Even if the latter opportunistically react down the line to growing nationalist support by endeavoring to co-opt patriotic movement supporters by altering some policies (e.g., immigration or affirmative action), this would reorient the country away from multiculturalism and globalism. Violent reactive Leftist protests, in turn, might provide new opportunities to strengthen the patriotic movement's legitimacy and appeal.
At worst, a belated Republican shift toward greater suppression will be as half-hearted as the party's recent de facto acquiescence to affirmative action and cultural deconstructionism. By then nationalists presumably will be stronger and more effective in resisting even pervasive attempts to fragment and intimidate the movement. Further, many nationalist-inclined conservative Republicans and their supporters who oppose such measures may defect or at least decline to actively support them.
Despite the plausibility of this scenario, it is also conceivable that continued Republican hegemony under any of the circumstances identified earlier might be perceived to reduce the urgency of nationalist movement expansion. Certainly a Liberal Democratic national victory in two or four years would catalyze intense desperation and activism. Yet the denouement of militant Liberal state and media hegemony in the short-run is likely to be pervasive suppression, this following another 'Waco' or 'Tulsa.' Infiltration and provocation have been historically employed by the Left to provide pre-emptive pretexts. Hence the 'future' of a weakened patriotic movement might well be wholly underground given such circumstances.

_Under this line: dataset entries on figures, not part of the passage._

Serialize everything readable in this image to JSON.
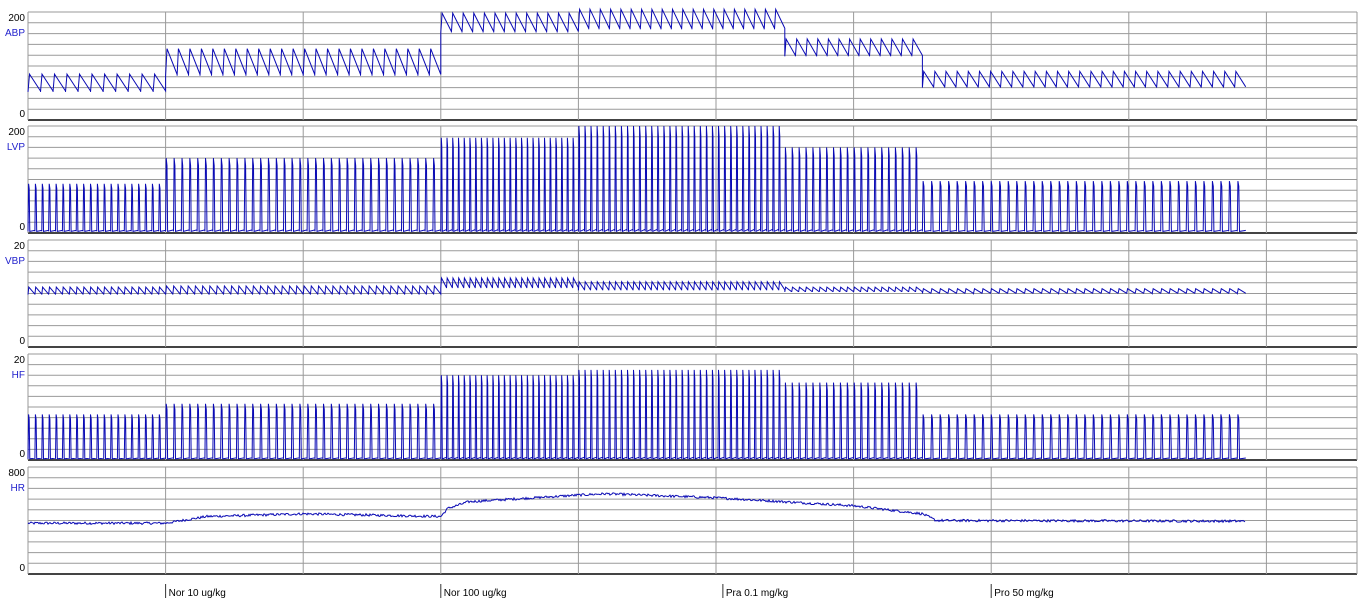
{
  "chart_data": {
    "type": "line",
    "trace_color": "#0a0ab4",
    "grid": true,
    "time_divisions": 9,
    "channels": [
      {
        "name": "ABP",
        "y_max_label": "200",
        "y_min_label": "0",
        "ylim": [
          0,
          200
        ],
        "waveform": "sawtooth",
        "segments": [
          {
            "range": [
              0,
              1
            ],
            "beats": 11,
            "min": 52,
            "max": 85
          },
          {
            "range": [
              1,
              3
            ],
            "beats": 24,
            "min": 82,
            "max": 132
          },
          {
            "range": [
              3,
              4
            ],
            "beats": 13,
            "min": 162,
            "max": 198
          },
          {
            "range": [
              4,
              5.5
            ],
            "beats": 20,
            "min": 168,
            "max": 205
          },
          {
            "range": [
              5.5,
              6.5
            ],
            "beats": 13,
            "min": 118,
            "max": 150
          },
          {
            "range": [
              6.5,
              8.85
            ],
            "beats": 29,
            "min": 60,
            "max": 90
          }
        ]
      },
      {
        "name": "LVP",
        "y_max_label": "200",
        "y_min_label": "0",
        "ylim": [
          0,
          200
        ],
        "waveform": "spike",
        "segments": [
          {
            "range": [
              0,
              1
            ],
            "beats": 20,
            "min": 3,
            "max": 92
          },
          {
            "range": [
              1,
              3
            ],
            "beats": 35,
            "min": 3,
            "max": 140
          },
          {
            "range": [
              3,
              4
            ],
            "beats": 24,
            "min": 3,
            "max": 178
          },
          {
            "range": [
              4,
              5.5
            ],
            "beats": 34,
            "min": 3,
            "max": 200
          },
          {
            "range": [
              5.5,
              6.5
            ],
            "beats": 20,
            "min": 3,
            "max": 160
          },
          {
            "range": [
              6.5,
              8.85
            ],
            "beats": 38,
            "min": 3,
            "max": 97
          }
        ]
      },
      {
        "name": "VBP",
        "y_max_label": "20",
        "y_min_label": "0",
        "ylim": [
          0,
          20
        ],
        "waveform": "sawtooth_small",
        "segments": [
          {
            "range": [
              0,
              1
            ],
            "beats": 20,
            "min": 9.8,
            "max": 11.2
          },
          {
            "range": [
              1,
              3
            ],
            "beats": 38,
            "min": 9.8,
            "max": 11.4
          },
          {
            "range": [
              3,
              4
            ],
            "beats": 24,
            "min": 11.0,
            "max": 12.9
          },
          {
            "range": [
              4,
              5.5
            ],
            "beats": 34,
            "min": 10.6,
            "max": 12.2
          },
          {
            "range": [
              5.5,
              6.5
            ],
            "beats": 20,
            "min": 10.3,
            "max": 11.2
          },
          {
            "range": [
              6.5,
              8.85
            ],
            "beats": 38,
            "min": 10.0,
            "max": 10.9
          }
        ]
      },
      {
        "name": "HF",
        "y_max_label": "20",
        "y_min_label": "0",
        "ylim": [
          0,
          20
        ],
        "waveform": "spike",
        "segments": [
          {
            "range": [
              0,
              1
            ],
            "beats": 20,
            "min": 0.2,
            "max": 8.6
          },
          {
            "range": [
              1,
              3
            ],
            "beats": 35,
            "min": 0.2,
            "max": 10.6
          },
          {
            "range": [
              3,
              4
            ],
            "beats": 24,
            "min": 0.2,
            "max": 16.0
          },
          {
            "range": [
              4,
              5.5
            ],
            "beats": 34,
            "min": 0.2,
            "max": 17.0
          },
          {
            "range": [
              5.5,
              6.5
            ],
            "beats": 20,
            "min": 0.2,
            "max": 14.6
          },
          {
            "range": [
              6.5,
              8.85
            ],
            "beats": 38,
            "min": 0.2,
            "max": 8.6
          }
        ]
      },
      {
        "name": "HR",
        "y_max_label": "800",
        "y_min_label": "0",
        "ylim": [
          0,
          800
        ],
        "waveform": "noisy",
        "points": [
          [
            0,
            380
          ],
          [
            1,
            380
          ],
          [
            1.3,
            430
          ],
          [
            2,
            450
          ],
          [
            3,
            430
          ],
          [
            3.05,
            490
          ],
          [
            3.2,
            540
          ],
          [
            4,
            590
          ],
          [
            4.2,
            600
          ],
          [
            5,
            570
          ],
          [
            6,
            510
          ],
          [
            6.5,
            450
          ],
          [
            6.6,
            400
          ],
          [
            8.85,
            395
          ]
        ]
      }
    ],
    "markers": [
      {
        "label": "Nor 10 ug/kg",
        "x": 1
      },
      {
        "label": "Nor 100 ug/kg",
        "x": 3
      },
      {
        "label": "Pra 0.1 mg/kg",
        "x": 5.05
      },
      {
        "label": "Pro 50 mg/kg",
        "x": 7
      }
    ]
  }
}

A tentative conclusion then is that while most Republicans now do not deserve nationalist support in the absence of at least a major shift on immigration and affirmative action policies, nevertheless patriots will benefit from a more benign movement-building environment and therefore long-term prospects under that party's national dominance. Counter-intuitively, then, it probably does matter whether left-inspired Liberal Democrats replace them in the short-run. More problematic, however, is the likelihood of such an eventuality.